Example of a Dictionary in Python

        # Creating a Dictionary with mixed keys
myDict = {'Course': 'Python', 34: ['Beginner', 'Advanced']}
print("Created Dictionary: ")
print(myDict)

# Accessing an element using its key
print("Accessing an element using its key:")
print(myDict['Course'])

# Accessing an element using the get() method
print("Accessing an element using get():")
print(myDict.get(34))

# Creating a dictionary using dictionary comprehension
squaredDict = {x: x**2 for x in range(1, 6)}
print("Dictionary comprehension example:")
print(squaredDict)

The above program demonstrates a dictionary and operations performed on it.

Output

Created Dictionary: 
{'Course': 'Python', 34: ['Beginner', 'Advanced']}
Accessing an element using its key:
Python
Accessing an element using get():
['Beginner', 'Advanced']
Dictionary comprehension example:
{1: 1, 2: 4, 3: 9, 4: 16, 5: 25}

3. Python Tuples

Tuples are ordered collections of elements, similar to Python lists, but they are immutable.
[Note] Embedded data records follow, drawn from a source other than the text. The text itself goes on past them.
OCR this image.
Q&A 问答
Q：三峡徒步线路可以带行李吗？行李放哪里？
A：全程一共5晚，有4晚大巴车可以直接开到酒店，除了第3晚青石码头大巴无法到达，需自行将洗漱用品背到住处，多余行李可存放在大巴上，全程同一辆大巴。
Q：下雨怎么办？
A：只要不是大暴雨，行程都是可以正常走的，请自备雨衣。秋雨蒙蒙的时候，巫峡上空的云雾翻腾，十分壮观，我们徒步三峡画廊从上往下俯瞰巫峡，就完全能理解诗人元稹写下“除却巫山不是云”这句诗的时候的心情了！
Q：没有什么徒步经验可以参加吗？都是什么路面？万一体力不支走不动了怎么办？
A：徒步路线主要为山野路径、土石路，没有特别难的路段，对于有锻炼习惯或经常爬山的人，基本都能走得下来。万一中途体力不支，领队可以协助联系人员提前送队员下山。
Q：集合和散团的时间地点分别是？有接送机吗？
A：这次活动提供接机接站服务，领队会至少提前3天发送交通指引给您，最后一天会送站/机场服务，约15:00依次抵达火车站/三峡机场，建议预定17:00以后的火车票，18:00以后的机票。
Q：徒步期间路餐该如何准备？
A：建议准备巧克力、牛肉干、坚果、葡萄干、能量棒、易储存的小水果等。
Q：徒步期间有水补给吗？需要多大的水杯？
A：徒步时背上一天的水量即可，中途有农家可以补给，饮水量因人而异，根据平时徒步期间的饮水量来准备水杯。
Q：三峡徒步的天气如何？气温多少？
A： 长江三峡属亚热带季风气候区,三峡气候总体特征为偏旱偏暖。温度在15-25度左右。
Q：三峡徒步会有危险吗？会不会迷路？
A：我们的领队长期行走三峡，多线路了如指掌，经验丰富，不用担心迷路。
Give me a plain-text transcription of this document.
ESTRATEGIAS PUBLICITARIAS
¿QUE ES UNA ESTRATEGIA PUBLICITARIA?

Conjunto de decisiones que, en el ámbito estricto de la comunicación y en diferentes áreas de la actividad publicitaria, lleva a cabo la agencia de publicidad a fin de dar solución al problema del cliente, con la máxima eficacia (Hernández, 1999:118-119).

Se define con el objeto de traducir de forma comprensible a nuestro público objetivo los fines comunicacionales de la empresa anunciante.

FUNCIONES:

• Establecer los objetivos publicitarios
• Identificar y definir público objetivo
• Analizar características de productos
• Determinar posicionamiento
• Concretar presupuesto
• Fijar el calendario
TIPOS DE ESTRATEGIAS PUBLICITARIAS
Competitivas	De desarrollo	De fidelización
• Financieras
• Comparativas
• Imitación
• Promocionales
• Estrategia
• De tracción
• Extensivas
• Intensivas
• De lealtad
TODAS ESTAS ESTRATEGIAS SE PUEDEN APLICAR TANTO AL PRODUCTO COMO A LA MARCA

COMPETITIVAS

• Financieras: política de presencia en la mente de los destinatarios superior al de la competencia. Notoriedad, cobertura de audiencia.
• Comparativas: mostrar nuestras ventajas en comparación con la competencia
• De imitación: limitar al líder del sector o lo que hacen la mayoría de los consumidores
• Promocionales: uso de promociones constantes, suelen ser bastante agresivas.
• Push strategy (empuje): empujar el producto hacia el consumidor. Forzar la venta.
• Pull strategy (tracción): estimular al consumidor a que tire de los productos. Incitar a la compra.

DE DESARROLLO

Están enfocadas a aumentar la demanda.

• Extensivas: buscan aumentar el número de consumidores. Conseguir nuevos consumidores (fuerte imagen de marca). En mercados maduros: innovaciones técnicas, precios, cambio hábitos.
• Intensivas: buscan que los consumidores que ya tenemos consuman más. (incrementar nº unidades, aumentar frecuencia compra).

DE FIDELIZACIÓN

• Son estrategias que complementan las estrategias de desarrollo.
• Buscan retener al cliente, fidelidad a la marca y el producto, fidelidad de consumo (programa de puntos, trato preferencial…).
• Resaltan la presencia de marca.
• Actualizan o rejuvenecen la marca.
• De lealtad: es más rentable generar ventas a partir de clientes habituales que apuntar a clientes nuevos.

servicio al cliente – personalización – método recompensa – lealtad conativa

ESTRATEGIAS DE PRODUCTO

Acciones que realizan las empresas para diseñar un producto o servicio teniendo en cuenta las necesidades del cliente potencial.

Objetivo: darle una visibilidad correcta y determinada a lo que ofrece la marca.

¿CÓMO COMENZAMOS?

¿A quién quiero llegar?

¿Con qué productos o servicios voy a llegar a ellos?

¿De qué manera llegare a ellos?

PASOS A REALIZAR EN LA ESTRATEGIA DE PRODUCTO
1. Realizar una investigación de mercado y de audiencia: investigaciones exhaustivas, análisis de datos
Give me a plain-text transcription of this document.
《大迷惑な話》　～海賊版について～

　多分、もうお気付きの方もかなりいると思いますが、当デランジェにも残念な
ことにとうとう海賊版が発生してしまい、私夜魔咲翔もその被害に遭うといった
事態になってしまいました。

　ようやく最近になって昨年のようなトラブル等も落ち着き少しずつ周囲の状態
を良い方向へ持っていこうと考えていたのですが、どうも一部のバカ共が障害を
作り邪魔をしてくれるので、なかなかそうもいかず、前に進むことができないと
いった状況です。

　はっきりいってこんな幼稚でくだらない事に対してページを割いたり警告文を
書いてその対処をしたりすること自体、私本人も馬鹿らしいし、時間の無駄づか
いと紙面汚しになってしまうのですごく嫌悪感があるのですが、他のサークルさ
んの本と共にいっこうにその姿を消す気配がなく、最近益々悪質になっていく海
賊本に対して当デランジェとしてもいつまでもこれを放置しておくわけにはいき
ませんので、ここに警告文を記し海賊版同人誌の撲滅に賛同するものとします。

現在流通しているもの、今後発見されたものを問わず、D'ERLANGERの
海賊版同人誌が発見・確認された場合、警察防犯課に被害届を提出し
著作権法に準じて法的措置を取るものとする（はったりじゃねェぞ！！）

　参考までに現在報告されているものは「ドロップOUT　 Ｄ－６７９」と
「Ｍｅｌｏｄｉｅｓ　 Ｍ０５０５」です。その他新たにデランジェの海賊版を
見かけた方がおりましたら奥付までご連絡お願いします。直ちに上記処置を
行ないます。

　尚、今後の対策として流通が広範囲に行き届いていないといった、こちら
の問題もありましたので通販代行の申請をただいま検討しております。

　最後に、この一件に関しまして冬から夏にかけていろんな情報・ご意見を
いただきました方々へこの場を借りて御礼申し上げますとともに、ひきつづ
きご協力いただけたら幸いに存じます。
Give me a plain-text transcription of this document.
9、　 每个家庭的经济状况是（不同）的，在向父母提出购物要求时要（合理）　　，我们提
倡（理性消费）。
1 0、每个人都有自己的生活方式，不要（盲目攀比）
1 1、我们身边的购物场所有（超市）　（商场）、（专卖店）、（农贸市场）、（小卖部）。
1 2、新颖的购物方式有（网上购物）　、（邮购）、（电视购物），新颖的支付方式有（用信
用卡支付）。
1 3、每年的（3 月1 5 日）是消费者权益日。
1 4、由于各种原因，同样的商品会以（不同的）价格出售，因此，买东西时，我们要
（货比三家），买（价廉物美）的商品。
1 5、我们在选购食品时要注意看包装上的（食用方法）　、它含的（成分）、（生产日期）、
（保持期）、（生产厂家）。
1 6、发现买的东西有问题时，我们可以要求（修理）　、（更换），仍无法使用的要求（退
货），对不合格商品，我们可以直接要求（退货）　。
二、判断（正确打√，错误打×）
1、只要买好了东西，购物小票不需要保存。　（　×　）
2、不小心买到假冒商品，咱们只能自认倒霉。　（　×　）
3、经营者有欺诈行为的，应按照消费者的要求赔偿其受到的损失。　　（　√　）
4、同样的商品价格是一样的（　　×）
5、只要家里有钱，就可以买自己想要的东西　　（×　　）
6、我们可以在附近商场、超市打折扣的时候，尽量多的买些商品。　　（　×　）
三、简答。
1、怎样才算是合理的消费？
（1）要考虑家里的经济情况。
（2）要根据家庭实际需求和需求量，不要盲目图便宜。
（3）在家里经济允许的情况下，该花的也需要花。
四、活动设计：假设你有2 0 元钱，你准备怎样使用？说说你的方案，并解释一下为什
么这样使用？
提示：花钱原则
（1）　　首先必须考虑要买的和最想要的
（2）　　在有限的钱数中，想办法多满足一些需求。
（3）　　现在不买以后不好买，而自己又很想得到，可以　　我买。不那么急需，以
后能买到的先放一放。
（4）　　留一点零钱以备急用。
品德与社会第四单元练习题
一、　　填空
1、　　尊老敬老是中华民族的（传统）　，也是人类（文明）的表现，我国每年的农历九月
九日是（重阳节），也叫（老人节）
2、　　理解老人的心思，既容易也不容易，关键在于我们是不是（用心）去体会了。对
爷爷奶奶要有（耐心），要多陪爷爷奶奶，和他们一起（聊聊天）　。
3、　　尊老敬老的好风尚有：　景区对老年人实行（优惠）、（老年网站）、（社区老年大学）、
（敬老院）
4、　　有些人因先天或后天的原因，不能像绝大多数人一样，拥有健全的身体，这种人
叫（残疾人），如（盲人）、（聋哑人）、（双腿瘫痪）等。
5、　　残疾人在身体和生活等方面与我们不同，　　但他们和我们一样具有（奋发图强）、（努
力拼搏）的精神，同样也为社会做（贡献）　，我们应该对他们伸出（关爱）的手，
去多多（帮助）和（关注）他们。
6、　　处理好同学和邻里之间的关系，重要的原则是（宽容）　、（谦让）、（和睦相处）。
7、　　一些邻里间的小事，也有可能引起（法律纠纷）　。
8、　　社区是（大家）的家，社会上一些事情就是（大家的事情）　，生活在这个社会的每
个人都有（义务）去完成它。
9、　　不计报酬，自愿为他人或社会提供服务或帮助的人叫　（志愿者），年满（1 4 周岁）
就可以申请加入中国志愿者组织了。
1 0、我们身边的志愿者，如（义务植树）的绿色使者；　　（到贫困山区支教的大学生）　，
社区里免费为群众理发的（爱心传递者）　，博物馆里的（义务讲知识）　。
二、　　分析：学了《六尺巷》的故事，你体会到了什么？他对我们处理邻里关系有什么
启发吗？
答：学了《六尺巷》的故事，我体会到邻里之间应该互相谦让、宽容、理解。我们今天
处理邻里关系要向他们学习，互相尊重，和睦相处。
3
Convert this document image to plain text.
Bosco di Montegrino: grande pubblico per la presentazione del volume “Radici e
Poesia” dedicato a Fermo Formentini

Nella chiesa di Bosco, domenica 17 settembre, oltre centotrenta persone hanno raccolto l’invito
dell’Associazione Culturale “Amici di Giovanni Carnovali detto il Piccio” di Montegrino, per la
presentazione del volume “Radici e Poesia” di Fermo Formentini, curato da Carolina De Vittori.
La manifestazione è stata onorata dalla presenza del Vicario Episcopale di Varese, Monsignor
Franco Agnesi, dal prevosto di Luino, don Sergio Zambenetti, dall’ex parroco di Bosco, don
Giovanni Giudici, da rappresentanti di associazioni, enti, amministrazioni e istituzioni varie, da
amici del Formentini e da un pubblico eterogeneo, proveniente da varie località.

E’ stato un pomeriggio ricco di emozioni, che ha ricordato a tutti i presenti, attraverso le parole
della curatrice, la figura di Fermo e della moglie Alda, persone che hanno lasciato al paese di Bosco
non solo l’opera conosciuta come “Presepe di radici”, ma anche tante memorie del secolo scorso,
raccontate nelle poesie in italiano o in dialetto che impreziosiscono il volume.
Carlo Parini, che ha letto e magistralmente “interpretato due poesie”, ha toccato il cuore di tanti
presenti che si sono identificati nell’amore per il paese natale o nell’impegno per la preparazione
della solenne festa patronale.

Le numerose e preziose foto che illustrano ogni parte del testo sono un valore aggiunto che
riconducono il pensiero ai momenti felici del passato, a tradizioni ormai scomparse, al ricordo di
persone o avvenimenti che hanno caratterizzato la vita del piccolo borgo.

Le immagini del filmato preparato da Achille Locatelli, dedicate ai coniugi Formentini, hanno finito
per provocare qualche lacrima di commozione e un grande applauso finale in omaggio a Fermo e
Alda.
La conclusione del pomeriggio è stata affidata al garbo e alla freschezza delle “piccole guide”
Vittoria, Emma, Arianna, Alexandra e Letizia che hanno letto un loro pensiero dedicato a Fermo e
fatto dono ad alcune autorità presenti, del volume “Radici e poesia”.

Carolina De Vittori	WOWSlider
This implies that once a tuple has been created, it cannot be altered. Tuples can be formed by listing a sequence of values separated by commas, with or without enclosing parentheses.

Example of a Tuple in Python

        # Defining a Tuple with string elements
myTuple = ('Welcome', 'to', 'ScholarHat')
print("\nTuple with strings:")
print(myTuple)
     
# Converting a list to a Tuple
myList = [100, 200, 300, 400]
print("\nTuple created from a list:")
myTuple = tuple(myList)

# Accessing elements through indexing
print("Accessing the first element of the tuple:")
print(myTuple[0])
 
# Using negative indexing to access elements
print("\nAccessing the last element of the tuple using negative indexing:")
print(myTuple[-1])
  

The above program demonstrates a tuple and operations performed on it.

Output

print("\nAccessing the third last element of the tuple:")
print(myTuple[-3])  

4. Python Sets

Sets are an unordered collection of unique elements. These are enclosed in curly braces and are useful to create lists that only hold unique values in the dataset.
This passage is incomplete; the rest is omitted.